NSE imposed a 90% cap on the listing price above the issue price in the pre-open session to reduce speculation. This means a Rs 100 stock at IPO can’t list at more than Rs 190.
Proposed Changes from The Hindu Business Line Editorial:
Raise the minimum subscription amount from 1 lakh rupees to 5 lakh to discourage retail investors who may not handle the risks associated with SMEs. The 1 lakh rule from 2012 is no longer a significant constraint.
Further reduce the 90% limit on listing day gains in the pre-open session to minimize speculative activities, even though many SME stocks have delivered over 90% returns on the listing day.
Apply these rules simultaneously on both BSE and NSE. With each exchange hosting around 300 SME stocks, inconsistent rules could simply shift speculation from one platform to another.
Is the economic treadmill too fast for China?

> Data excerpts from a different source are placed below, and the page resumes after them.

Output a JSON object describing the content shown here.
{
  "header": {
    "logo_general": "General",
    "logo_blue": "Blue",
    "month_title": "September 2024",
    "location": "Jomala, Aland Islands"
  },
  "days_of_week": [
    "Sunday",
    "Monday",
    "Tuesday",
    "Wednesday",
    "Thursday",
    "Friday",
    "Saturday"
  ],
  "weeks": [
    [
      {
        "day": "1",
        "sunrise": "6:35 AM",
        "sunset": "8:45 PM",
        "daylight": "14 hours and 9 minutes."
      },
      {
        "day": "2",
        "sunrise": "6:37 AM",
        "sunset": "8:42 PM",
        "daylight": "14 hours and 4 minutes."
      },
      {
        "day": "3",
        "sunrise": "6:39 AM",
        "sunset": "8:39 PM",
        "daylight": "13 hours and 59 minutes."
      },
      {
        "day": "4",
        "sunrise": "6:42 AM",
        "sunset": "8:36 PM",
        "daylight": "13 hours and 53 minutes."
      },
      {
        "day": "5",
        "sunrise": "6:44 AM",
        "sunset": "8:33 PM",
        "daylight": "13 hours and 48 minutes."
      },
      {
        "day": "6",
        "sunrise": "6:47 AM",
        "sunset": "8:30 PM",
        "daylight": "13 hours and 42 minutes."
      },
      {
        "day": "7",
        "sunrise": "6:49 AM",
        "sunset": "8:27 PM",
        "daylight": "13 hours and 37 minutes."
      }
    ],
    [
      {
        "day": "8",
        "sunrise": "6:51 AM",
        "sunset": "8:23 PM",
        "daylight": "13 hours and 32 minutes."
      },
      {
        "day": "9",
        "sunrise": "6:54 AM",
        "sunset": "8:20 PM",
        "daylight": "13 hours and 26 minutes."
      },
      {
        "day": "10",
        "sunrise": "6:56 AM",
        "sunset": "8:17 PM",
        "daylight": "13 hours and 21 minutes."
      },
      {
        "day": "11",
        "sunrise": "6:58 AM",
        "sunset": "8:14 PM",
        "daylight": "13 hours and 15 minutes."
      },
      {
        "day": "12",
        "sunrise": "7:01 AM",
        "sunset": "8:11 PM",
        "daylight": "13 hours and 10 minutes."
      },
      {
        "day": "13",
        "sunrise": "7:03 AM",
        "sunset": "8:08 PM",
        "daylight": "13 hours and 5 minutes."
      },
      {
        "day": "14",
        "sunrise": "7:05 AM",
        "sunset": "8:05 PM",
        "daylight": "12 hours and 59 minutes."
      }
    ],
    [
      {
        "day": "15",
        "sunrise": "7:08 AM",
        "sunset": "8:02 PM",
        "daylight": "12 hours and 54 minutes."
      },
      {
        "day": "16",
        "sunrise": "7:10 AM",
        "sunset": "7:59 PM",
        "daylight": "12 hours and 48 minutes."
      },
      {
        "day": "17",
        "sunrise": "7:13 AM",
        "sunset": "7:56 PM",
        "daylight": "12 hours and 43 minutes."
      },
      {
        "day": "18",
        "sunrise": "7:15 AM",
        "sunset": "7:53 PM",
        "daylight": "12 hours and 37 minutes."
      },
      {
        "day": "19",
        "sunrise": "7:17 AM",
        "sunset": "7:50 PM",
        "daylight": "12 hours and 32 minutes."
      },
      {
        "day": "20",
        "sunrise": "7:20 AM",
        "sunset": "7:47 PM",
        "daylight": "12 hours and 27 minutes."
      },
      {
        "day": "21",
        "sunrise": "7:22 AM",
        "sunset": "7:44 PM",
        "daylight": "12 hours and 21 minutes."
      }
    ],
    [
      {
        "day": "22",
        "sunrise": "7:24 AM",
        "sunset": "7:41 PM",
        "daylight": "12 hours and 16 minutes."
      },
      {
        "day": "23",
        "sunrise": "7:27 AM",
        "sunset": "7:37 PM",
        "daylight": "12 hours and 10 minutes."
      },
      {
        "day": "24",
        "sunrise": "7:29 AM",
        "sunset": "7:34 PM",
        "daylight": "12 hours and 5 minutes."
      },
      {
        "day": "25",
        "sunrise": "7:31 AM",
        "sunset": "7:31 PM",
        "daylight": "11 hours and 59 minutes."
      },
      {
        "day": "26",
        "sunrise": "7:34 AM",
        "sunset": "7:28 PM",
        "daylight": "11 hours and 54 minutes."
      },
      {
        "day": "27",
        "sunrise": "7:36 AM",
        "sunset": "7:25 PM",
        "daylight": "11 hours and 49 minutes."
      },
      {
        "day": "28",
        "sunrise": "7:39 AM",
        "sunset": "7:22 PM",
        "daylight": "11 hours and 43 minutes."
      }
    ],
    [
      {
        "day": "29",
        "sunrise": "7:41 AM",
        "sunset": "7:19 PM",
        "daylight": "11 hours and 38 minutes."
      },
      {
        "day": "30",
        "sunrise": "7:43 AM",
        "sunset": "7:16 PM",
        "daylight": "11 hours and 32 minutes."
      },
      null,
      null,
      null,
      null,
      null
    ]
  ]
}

China's economy recently reported a growth rate of 4.7% for the quarter ending June 2024, falling short of the expected 5.1%. This shortfall highlights significant underlying issues in China's economic strategy and its broader implications. Unlike most countries, China sets explicit growth targets and shapes its economic policy around achieving them. While this method has historically driven remarkable economic performance, it now reveals deep-seated problems.
Key Points:
China aimed for a 5.1% growth rate but only achieved 4.7% in the June quarter of 2024.
China's unique approach of setting growth targets and structuring policies around them has historically worked but can lead to forced and unsustainable growth.
Structural Problems:
Property Market Crisis:
Local governments in China are heavily funded by real estate sales, which have suffered dramatically.
This crisis has led to a severe impact on net worth and spending behavior among Chinese citizens.
Foreign Direct Investment (FDI):
FDI into China has hit a 30-year low, reflecting waning global investor confidence.
Global Sentiment:
There is a growing effort among overseas markets to reduce dependence on Chinese goods, impacting exports.
Consumer Demand:
Long-suppressed consumer demand means Chinese people aren’t buying enough to sustain robust GDP growth.
That said, it wasn’t all that bad either. EV sales, for instance, grew exponentially, but it didn’t quite make a difference to the economy.
Artificial Economic Boosts:
Approval of a $140 billion government bond issue to support debt-ridden local governments.
Boosting bank lending to the manufacturing sector to stimulate economic activity.
Providing financial support to struggling companies, allowing them to delay loan repayments.
Ground Realities:
Despite artificial boosts, the average Chinese citizen is facing financial strain, high youth unemployment, and salary cuts, leading to reduced spending.
Retail sales grew at an 18-month low of 2% year-on-year.
Businesses slashed prices across various sectors, including groceries and cars.
Home prices fell at their fastest pace in nine years, with sales declining 19% in the first half of the year.
Implications and Outlook:
While short-term growth figures may appear positive, they conceal deeper, long-term economic issues.
The Chinese Communist Party's third Economic Planning Meeting is crucial for addressing these challenges. Major changes are necessary to navigate the economic predicament.